I have been hearing about Mel Stonehouse since I arrived here, and he’s become a legend in my mind. Many of the colorful Cody characters passed away long enough ago that finding people that knew them is hard, but lots of people remember Mel Stonehouse.
Orphaned at the age of two when his parents froze to death in a snowbank, Mel Stonehouse always seemed larger than life. He ran away from an abusive orphanage in Denver at the age of nine and got a job in a livery stable. His wiry frame made him a prospect as a jockey, but due to adequate nutrition for the first time in his life, he grew too big.
Mel then became a cowboy and mustanger, chasing wild horses. He participated in some of the earliest rodeos, when arena barriers consisted of a ring of cars, and contestants slept on the ground nearby.
Mel Stonehouse became a rodeo superstar. In 1933 he won the Cheyenne Frontier Days bronc riding championship. In 1938 Mel traveled to Australia as part a four-man team chosen to compete against cowboys from all over the world. In Thermopolis, Wyoming, in 1945, Mel was the first to ride the unrideable “Walter Winchell,” undefeated against cowboys for seven years.
One night in 1950 Mel was at the rodeo arena in Cody. By this time Mel had quit rodeo and settled down to a life of guiding and trapping. Short of riders, Mel was asked to fill in. This was a mistake, as a horse named Owl Creek bucked him into a fence and shattered his leg.

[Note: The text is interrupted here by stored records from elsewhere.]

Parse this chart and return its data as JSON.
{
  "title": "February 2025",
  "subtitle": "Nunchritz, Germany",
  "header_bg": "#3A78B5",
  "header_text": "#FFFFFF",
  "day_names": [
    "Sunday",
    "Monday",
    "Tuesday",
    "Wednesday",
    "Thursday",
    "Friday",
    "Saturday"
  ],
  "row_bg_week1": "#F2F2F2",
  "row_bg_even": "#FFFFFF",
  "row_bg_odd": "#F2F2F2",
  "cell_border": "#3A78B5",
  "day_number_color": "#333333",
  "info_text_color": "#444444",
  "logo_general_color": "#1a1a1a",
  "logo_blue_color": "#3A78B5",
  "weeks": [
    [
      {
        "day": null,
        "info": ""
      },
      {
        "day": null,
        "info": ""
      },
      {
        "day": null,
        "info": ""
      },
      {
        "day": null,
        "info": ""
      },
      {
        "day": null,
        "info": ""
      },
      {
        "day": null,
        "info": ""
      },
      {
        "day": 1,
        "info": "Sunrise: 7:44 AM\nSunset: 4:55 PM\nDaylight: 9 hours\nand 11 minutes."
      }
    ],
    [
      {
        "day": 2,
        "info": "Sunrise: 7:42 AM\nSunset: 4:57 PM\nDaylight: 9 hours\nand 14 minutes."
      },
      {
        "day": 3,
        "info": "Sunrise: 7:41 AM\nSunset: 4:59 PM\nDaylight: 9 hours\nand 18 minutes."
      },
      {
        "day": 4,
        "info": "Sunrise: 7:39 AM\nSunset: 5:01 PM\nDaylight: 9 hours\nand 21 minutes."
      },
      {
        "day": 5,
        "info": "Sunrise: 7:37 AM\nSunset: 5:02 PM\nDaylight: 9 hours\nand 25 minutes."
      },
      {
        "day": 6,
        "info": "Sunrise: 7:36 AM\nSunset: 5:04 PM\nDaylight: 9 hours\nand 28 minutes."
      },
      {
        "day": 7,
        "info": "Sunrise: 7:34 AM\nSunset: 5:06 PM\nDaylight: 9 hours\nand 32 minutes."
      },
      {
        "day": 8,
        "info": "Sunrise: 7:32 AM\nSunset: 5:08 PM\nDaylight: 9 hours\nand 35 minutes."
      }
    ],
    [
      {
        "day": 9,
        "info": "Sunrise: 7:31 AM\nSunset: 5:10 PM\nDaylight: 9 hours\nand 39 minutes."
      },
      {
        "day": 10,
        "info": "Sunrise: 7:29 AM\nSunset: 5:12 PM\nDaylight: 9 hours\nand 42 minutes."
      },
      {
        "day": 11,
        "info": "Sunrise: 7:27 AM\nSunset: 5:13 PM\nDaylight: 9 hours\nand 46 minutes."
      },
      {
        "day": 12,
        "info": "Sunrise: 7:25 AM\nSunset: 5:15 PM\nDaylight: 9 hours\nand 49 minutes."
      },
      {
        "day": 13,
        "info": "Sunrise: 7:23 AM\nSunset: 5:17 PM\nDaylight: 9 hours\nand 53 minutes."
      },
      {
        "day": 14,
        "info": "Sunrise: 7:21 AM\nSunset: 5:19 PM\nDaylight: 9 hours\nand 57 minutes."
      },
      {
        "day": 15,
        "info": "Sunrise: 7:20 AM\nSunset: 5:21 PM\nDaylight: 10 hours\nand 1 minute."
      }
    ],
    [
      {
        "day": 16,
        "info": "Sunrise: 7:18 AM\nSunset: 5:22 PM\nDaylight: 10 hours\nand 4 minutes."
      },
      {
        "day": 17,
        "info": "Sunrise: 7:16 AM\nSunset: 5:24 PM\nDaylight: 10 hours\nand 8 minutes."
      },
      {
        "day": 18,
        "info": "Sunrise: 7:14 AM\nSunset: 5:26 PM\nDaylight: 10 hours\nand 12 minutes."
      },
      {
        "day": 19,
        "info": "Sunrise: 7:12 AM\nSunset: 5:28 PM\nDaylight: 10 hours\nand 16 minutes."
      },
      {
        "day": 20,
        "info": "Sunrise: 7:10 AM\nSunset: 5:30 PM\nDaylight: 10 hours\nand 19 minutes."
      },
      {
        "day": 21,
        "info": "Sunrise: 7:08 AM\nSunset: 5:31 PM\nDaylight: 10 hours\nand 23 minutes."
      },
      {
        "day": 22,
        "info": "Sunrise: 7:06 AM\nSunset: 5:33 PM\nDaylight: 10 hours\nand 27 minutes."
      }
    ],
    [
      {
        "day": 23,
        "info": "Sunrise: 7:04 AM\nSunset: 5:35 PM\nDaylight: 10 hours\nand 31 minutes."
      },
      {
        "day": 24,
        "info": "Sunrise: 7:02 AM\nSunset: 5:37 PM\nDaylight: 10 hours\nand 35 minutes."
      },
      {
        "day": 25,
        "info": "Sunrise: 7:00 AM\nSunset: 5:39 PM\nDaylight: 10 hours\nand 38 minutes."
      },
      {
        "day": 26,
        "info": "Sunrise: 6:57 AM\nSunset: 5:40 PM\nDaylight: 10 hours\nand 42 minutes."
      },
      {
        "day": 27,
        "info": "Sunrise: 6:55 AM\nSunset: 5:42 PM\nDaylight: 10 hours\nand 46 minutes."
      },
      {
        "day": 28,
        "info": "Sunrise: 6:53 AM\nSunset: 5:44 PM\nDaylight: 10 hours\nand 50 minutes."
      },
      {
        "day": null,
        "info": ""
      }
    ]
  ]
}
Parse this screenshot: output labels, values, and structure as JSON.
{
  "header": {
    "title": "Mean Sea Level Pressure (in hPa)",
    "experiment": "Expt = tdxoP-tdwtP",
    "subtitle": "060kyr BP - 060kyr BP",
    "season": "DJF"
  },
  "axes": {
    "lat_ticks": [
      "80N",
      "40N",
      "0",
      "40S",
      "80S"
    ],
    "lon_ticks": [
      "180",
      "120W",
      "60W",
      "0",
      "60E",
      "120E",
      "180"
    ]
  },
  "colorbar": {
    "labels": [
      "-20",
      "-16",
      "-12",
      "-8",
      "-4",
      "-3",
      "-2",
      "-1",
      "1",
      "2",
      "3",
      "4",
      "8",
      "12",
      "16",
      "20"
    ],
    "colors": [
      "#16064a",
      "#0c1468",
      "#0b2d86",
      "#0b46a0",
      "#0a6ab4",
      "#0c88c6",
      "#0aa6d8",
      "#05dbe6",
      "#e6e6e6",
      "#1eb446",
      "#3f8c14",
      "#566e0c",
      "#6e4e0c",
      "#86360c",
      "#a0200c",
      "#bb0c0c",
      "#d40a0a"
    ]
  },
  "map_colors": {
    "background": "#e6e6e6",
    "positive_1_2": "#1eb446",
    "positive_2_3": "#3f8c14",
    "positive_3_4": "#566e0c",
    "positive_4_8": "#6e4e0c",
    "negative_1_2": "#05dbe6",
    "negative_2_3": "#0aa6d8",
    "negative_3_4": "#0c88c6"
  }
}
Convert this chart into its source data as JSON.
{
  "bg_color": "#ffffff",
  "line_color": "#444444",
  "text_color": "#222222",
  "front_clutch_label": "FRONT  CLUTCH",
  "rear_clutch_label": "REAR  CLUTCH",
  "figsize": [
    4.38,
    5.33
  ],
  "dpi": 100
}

After his release from the hospital a month later, Mel immediately headed out on a hunting trip. This was another mistake. It started to rain, and Mel’s cast got soaked. Mel’s buddies fixed him up. They found some barrel staves, baling wire, and plaster of Paris in an empty cabin. They placed the barrel staves on the outside of the cast, wrapped it around with baling wire and poured the Plaster of Paris over the whole thing.
The leg never healed properly. Mel developed osteomyelitis and spent thirty years in chronic pain, getting up and down the trail by self-medicating with blackberry schnapps. In 1981, Mel finally found a doctor who was willing to cut the leg off.
Mel recounted: “Old Doc McMillan said, “Hell, Stoney, why don’t we just cut the son of a bitch off?”
“And I said, ‘When do we get started? The sooner the better.’ Hell there wasn’t much to it, just a little dope for me and the meat saw for ol’ Doc.”
Mel immediately returned to ranch work, accompanied by his prosthetic leg. “Hell, it feels so good,” he said, “I’d like to cut the other leg off.” After this he enjoyed startling the local children, “Kids, have you ever seen a man stab his own leg?” and ramming his opened jackknife through the leg of his jeans.
In his later years he amused himself by loading neighborhood children into the bed of his pickup and driving into town to buy them ice cream, giving them the affection he hadn’t received as a child. When he passed away his ashes were scattered in the nearby mountains as a herd of horses grazed nearby.